Bill Clinton's leanings were no secret and were well known to his inner circle and probably to his wife long before he won the presidency.
But Bill Clinton's past came back to haunt him in the White House. As I detailed in a 2016 book I wrote about first ladies, a Clintons guest to the White House recalled hearing the phone ring in the hallway of the second-floor residence around midnight. The president took the call, then collapsed, yelled "shit!" And hung up the phone. Clinton came to herself and continued with his guests well into the morning, as if nothing had happened.
The next morning, the guests of the house - there were always guests at the White House during the Clinton years - got up and headed to the solarium. The Washington Post, The New York Times, and The Wall Street Journal were at a table and saw what had upset the president: Paula Jones had filed a formal lawsuit accusing Clinton of making sexual advances to her when he was governor of Arkansas and she was working. with the.
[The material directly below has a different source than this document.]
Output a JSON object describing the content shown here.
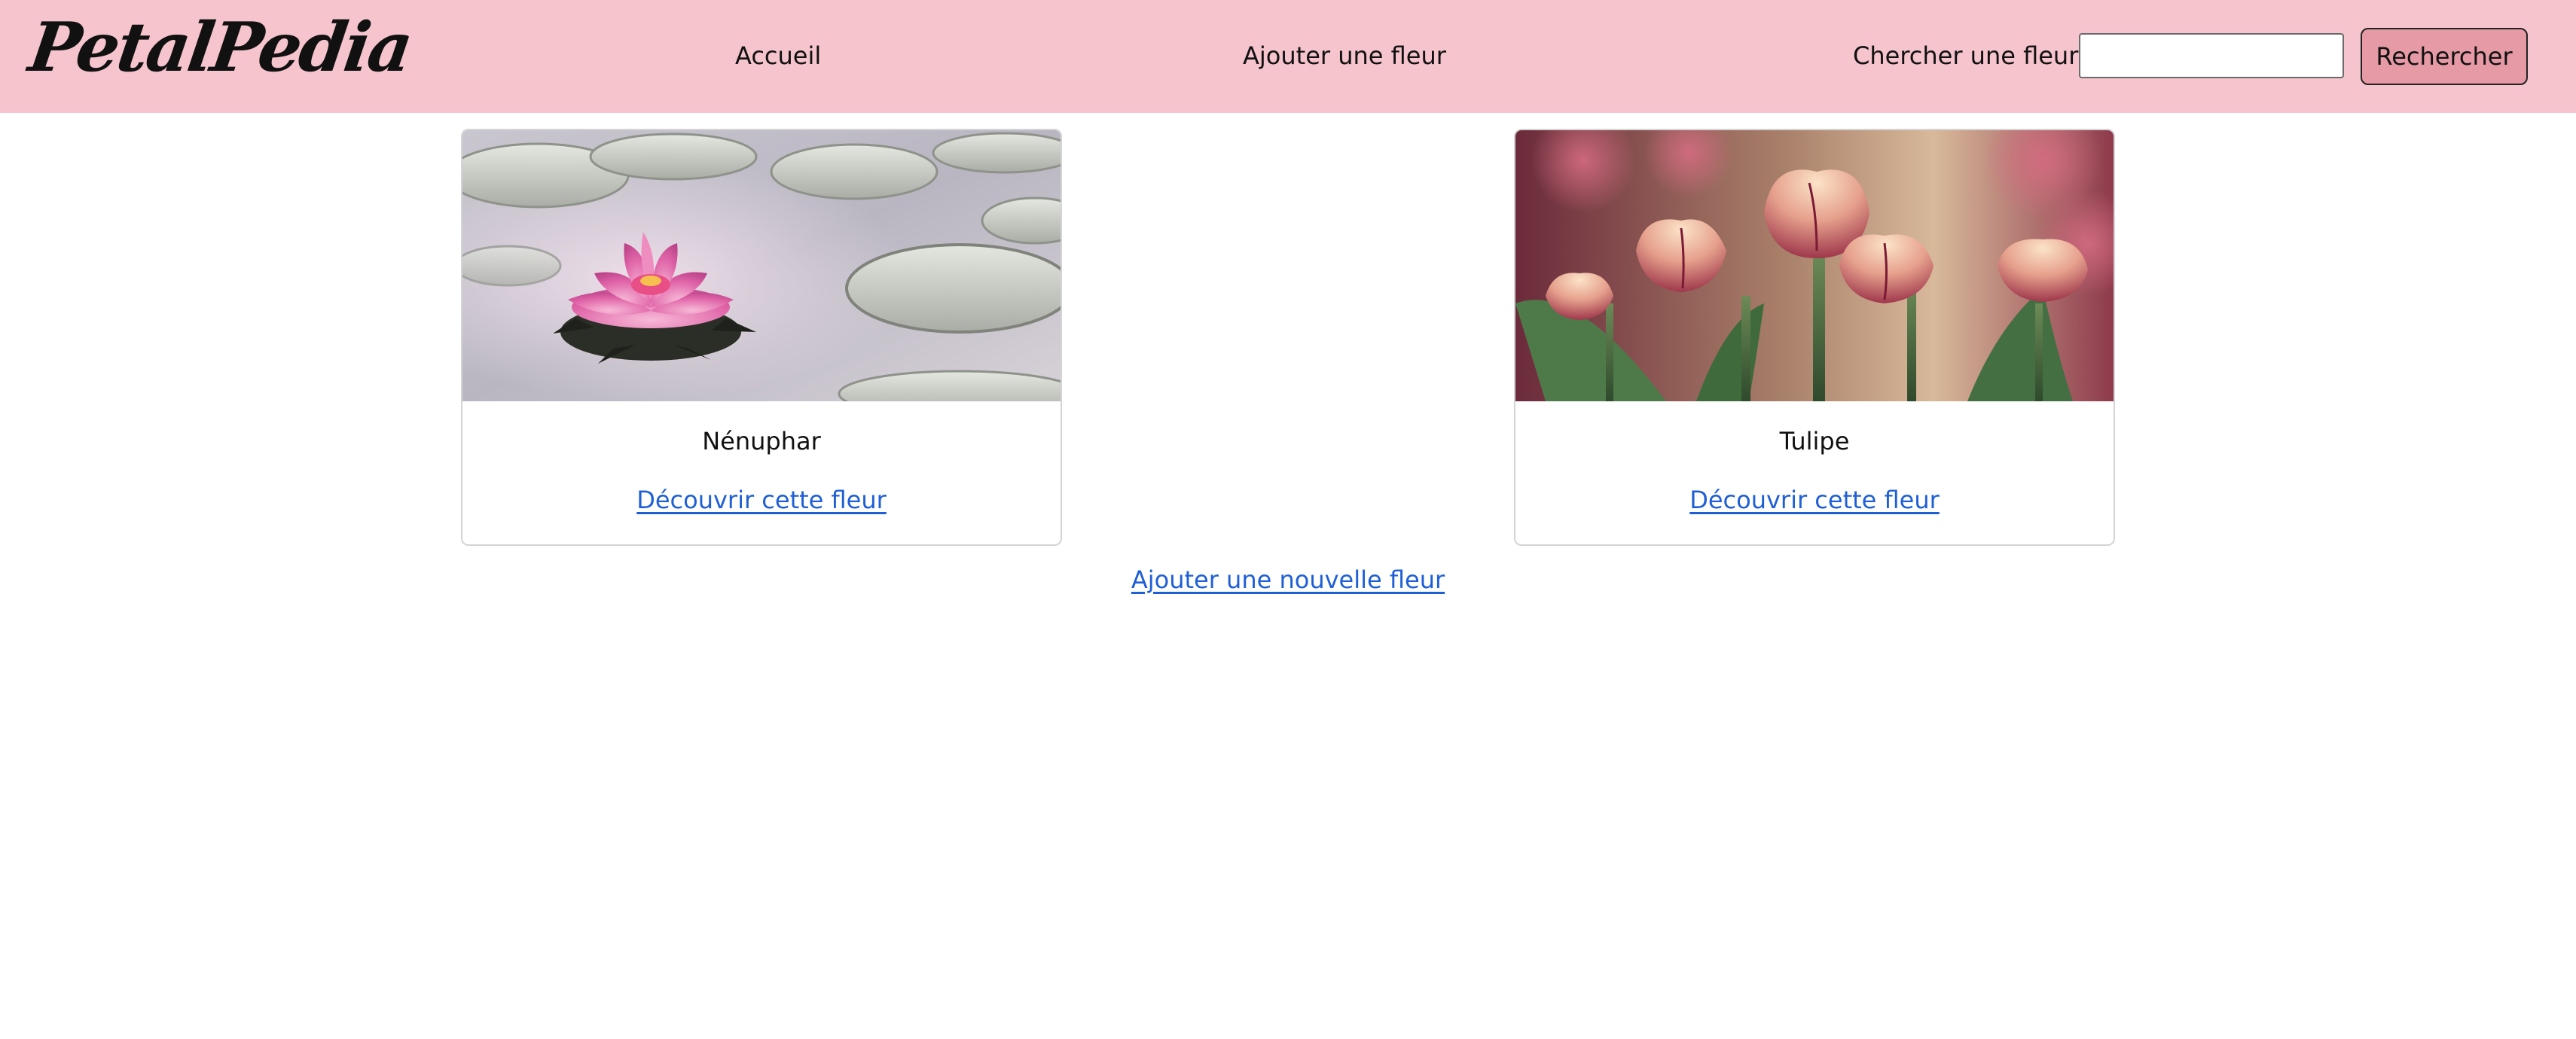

Unlike Jackie, Hillary Clinton had no choice but to address her husband's weakness for the female sex in a very public way. Like Pat Nixon during Watergate, Hillary Clinton stopped reading newspapers at the height of the scandal and blamed others, Republicans in this case, for trying to topple her husband.
"She solved it in a way that worked for her," said Susan Thomases, her close friend and adviser to hers. "Keeping her marriage together was very important to her," she added. Of course, between the walls of the presidential residence there was deep pain.
But like the Roosevelts before them, political society and deep mutual affection held the Clintons together. The same thing happened with the Kennedys. A week after their 10th wedding anniversary, Jackie wrote a letter to her friend Charley Bartlett, who had reconciled them. She told him that she knew that Jack (JFK) would have been happy without being married but, without Jack, her life would have been "a wasteland, and she would have known it every step of the way."
She remains to be seen if the bond between the Trumps is that strong.